# Operations and Tuning Guide

This guide focuses on practical tuning for stable long-running fault injection tests.

## Baseline Workflow

1. Measure baseline behavior without fault policies.
2. Enable one policy at a time.
3. Compare throughput, error rate, and latency deltas.

```mermaid
flowchart TD
    Base["Baseline run<br/>no policy"] --> Add["Enable one policy"]
    Add --> Measure["Measure throughput/error/latency"]
    Measure --> Tune{"Within expected bounds?"}
    Tune -->|No| Adjust["Adjust parameters<br/>(latency/jitter/loss/rate)"]
    Adjust --> Measure
    Tune -->|Yes| Stress["Run stress profile<br/>(smoke or long)"]
    Stress --> Checklist["Finalize with operational checklist"]
```

Diagram focus: iterative tuning loop from baseline to stress validation.

Recommended scripts:
- `examples/12_perf_baseline.py` for baseline vs policy throughput.
- `tests/integration/test_stress.py --mode smoke` for fast validation.
- `sh tests_long.sh` for long runs in a separate path.

## Policy Tuning

### Latency and Jitter

- Start with small values (`latency="20ms".."50ms"`, `jitter="2ms".."10ms"`).
- Increase gradually and track `p95/p99` response time impact.
- Use directional config when needed:
  - `uplink={...}` to affect client-to-server path.
  - `downlink={...}` to affect server-to-client path.

### Packet Reorder

- Begin with low probability (`packet_reorder={"prob": "5%", "window": 4}`) and bounded window.
- Keep `window` small first (`2..8`) to avoid queue pressure.
- Use `max_delay` (e.g., `"50ms"`) only when simulating delayed release behavior.

### Packet Duplicate and Loss

- Combine carefully:
  - `packet_duplicate` magnifies traffic volume.
  - `packet_loss` and `burst_loss` reduce delivery ratio.
- Validate expected side effects with protocol-specific tests (TCP vs UDP).

### DNS Faults

When using the `@dns()` decorator:
- `delay` to simulate slow resolver behavior.
- `timeout` to simulate timeout (`EAI_AGAIN` style behavior).
- `nxdomain` to simulate name-not-found responses.
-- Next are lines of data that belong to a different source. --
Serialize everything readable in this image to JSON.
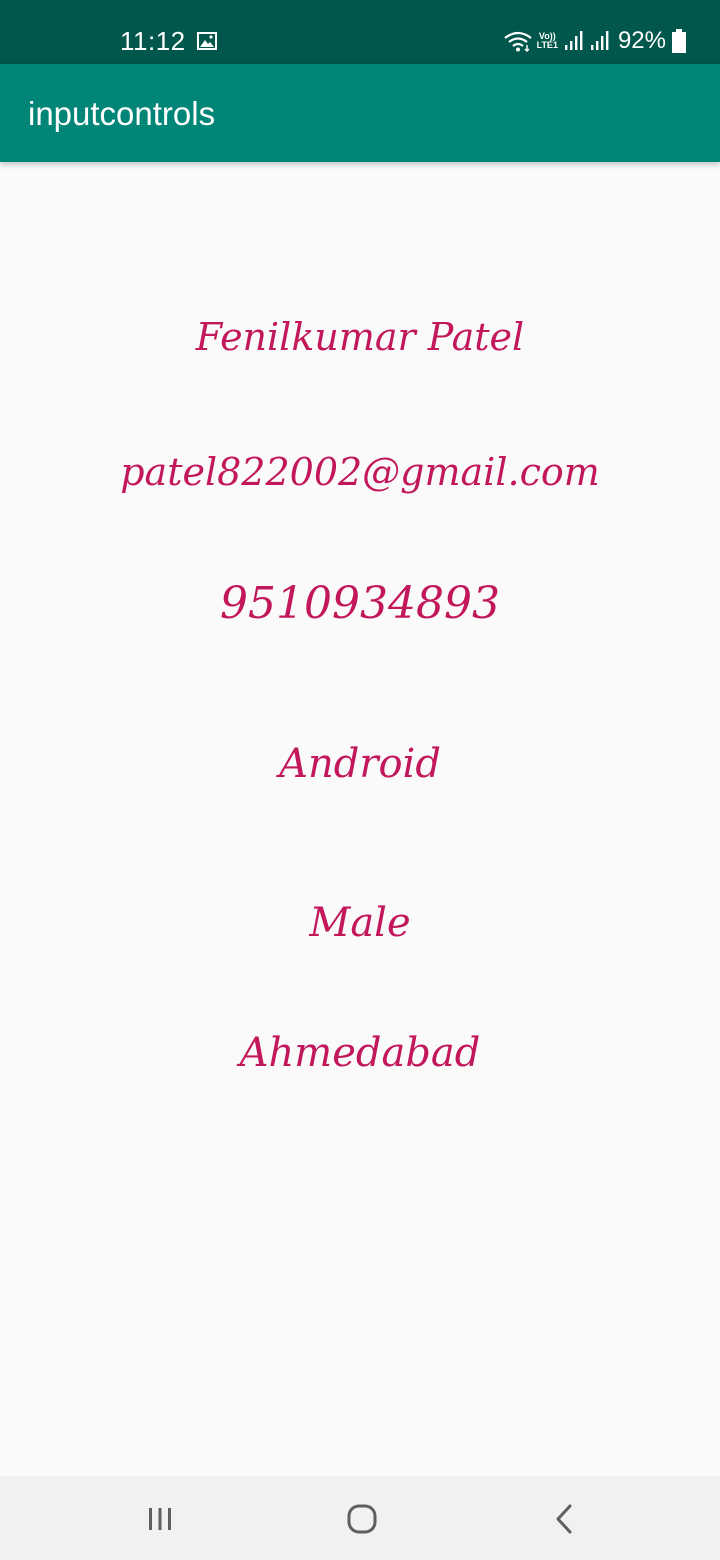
{
  "status_bar": {
    "time": "11:12",
    "volte_label_top": "Vo))",
    "volte_label_bottom": "LTE1",
    "battery_percent": "92%",
    "icons": [
      "gallery-icon",
      "wifi-icon",
      "signal-icon",
      "signal-icon",
      "battery-icon"
    ]
  },
  "app_bar": {
    "title": "inputcontrols"
  },
  "fields": {
    "name": "Fenilkumar Patel",
    "email": "patel822002@gmail.com",
    "phone": "9510934893",
    "course": "Android",
    "gender": "Male",
    "city": "Ahmedabad"
  },
  "nav_bar": {
    "buttons": [
      "recent-apps-icon",
      "home-icon",
      "back-icon"
    ]
  },
  "colors": {
    "status_bar": "#01574b",
    "app_bar": "#008577",
    "accent_text": "#c2185b",
    "background": "#fafafa",
    "nav_bar": "#f1f1f1"
  }
}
When using `register_policy()`, pass a `dns` dict with the same keys (`delay`, `timeout`, `nxdomain`).

Prefer isolated DNS scenarios first, then combine with transport-level faults.

### Target Rules

- Prefer explicit protocol + port when possible to reduce accidental matches.
- Use `priority` to define deterministic resolution when rules overlap.
- Keep rule sets focused; large broad CIDRs should have lower priority than exact host rules.

## Stress Run Profiles

- Smoke profile:
  - Short duration and low worker count.
  - Use in local iteration and pre-commit checks.
- Long profile:
  - `--mode long` with sustained concurrency.
  - Use `--max-rss-delta-kb <value>` to enforce a memory growth ceiling.
  - Use for memory stability and long-tail latency checks.
  - Current calibrated defaults: `STRESS_MAX_ERROR_RATE=0.02`, `STRESS_MAX_RSS_DELTA_KB=131072`.

## Operational Checklist

1. `sh lint.sh` (check mode) - requires `uv`
2. `sh build.sh`
3. `sh tests.sh`
4. Optional: run `sh tests_long.sh` and store results with timestamp.